With just a week to go before the Chancellor delivers his seventh Budget, many commentators would dearly love to take a sneaky peek inside that famous red box and confirm or otherwise their predictions on the contents of the Budget speech. This year however the Budget augurs would appear to have been wrong-footed by the Brexit debate and the Chancellor’s need to stay in the race to become the next Prime Minister.

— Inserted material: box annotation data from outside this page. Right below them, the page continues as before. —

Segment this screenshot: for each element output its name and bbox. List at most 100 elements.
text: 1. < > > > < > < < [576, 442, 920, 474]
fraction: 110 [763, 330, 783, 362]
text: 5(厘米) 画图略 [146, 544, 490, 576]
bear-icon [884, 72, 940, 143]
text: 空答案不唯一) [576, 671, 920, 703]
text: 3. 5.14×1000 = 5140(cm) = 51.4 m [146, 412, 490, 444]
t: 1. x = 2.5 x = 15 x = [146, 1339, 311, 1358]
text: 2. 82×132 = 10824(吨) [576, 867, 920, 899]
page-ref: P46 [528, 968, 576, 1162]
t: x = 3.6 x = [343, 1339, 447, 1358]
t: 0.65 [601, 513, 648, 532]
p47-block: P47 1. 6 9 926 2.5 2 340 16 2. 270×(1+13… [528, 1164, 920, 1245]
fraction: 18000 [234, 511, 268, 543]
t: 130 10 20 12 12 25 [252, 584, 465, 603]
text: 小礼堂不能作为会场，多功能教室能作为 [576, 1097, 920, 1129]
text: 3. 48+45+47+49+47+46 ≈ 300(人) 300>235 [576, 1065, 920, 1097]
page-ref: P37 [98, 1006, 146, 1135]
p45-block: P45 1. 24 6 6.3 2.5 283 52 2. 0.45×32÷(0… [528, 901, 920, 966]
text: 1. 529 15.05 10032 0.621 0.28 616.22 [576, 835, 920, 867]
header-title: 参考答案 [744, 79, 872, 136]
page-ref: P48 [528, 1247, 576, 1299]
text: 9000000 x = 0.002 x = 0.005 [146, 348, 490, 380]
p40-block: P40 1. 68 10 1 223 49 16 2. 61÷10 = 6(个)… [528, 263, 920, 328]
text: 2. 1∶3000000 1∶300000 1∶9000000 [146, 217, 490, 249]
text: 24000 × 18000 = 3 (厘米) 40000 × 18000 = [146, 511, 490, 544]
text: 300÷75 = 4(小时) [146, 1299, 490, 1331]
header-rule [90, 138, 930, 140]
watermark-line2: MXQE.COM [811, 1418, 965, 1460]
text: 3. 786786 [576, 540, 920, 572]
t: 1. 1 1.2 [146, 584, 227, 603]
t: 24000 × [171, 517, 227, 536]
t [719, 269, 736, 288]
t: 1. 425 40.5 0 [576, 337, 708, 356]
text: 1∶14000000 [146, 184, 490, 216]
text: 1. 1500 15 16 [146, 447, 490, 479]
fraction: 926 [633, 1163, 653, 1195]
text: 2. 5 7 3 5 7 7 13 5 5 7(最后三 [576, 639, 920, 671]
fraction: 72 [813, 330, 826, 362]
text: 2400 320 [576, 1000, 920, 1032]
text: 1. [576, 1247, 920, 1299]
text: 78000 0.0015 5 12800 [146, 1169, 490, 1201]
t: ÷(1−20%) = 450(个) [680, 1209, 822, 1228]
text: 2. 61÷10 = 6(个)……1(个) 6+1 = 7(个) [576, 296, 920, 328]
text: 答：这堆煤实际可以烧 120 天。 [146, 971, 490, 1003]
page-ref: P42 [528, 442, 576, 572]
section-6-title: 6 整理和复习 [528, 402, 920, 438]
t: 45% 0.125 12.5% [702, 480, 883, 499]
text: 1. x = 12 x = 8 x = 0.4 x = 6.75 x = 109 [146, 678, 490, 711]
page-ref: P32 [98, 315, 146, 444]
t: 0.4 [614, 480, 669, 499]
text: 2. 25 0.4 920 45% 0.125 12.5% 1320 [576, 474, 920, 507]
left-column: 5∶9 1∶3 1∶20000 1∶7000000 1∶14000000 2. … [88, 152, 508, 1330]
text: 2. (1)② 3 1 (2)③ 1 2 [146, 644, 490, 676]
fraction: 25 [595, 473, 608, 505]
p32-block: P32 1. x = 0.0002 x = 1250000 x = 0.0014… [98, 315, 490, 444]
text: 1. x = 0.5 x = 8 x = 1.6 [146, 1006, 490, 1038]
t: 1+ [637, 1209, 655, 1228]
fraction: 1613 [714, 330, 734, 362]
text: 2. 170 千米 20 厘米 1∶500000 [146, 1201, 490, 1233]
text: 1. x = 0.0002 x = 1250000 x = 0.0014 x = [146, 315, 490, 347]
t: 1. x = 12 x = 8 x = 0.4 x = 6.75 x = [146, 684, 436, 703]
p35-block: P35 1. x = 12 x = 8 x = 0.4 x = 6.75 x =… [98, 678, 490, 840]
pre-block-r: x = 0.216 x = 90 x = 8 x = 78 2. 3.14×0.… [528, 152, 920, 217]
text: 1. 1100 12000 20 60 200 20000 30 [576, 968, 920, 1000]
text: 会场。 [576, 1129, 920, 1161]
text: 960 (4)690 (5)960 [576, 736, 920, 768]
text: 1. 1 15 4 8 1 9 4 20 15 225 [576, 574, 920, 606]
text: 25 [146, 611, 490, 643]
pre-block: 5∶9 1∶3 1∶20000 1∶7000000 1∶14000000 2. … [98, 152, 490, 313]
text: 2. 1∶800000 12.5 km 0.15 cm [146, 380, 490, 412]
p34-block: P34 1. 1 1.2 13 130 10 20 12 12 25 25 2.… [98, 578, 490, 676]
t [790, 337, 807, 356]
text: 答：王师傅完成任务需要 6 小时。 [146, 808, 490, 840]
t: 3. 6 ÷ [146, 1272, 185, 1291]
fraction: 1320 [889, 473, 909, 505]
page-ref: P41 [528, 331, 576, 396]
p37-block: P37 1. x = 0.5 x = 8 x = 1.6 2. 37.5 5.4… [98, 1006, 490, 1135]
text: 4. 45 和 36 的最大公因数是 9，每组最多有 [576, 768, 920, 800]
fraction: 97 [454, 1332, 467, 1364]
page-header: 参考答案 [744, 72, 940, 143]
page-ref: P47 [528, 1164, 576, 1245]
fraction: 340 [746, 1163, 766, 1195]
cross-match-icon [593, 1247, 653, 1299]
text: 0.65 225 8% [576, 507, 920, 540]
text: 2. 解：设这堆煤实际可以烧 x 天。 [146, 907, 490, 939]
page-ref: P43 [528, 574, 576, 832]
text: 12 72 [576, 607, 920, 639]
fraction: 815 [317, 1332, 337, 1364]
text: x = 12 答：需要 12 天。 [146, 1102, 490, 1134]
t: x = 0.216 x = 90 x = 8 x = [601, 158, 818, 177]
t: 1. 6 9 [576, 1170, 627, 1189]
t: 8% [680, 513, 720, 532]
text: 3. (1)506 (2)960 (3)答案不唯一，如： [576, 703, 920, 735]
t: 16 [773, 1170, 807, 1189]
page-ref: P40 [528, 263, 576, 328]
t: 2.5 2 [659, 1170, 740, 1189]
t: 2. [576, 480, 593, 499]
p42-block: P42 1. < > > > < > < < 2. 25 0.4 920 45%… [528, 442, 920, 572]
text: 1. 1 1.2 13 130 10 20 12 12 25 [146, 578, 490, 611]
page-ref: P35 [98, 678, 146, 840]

There is little doubt the Chancellor had considered raising much-needed revenue for the Treasury by altering pensions tax reliefs and giving away some of the taxes raised in the form of reductions of higher-rate taxes for middle earners. Following various representations the Chancellor is set to abandon his plans for pensions reform, or at least defer them until a later date, so if the tax cuts are to be maintained what sources will the Chancellor turn to if order to balance his books? The proposed rise in fuel duties will certainly help, but I cannot help feeling the Chancellor will not have given up entirely on raiding the pensions pot further.
His targets may include the reducing the amounts that can be paid as tax-free lump sums which according to recent studies costs the Exchequer a whopping £6bn. Another target may be the use of salary sacrifice schemes which is difficult to justify. Other than sacrificing pay for pensions, which reduces the NIC bill for both employers and employees, there are other easy targets including free parking for employees. Under this type of arrangement, the employer pays for parking close to work and deducts the cost from employee gross pay. The employee saves both tax and NIC and the employer saves NIC.
At a time when we should be encouraging greater use of public transport, it does seem odd to give tax breaks to people who choose to drive into city centres.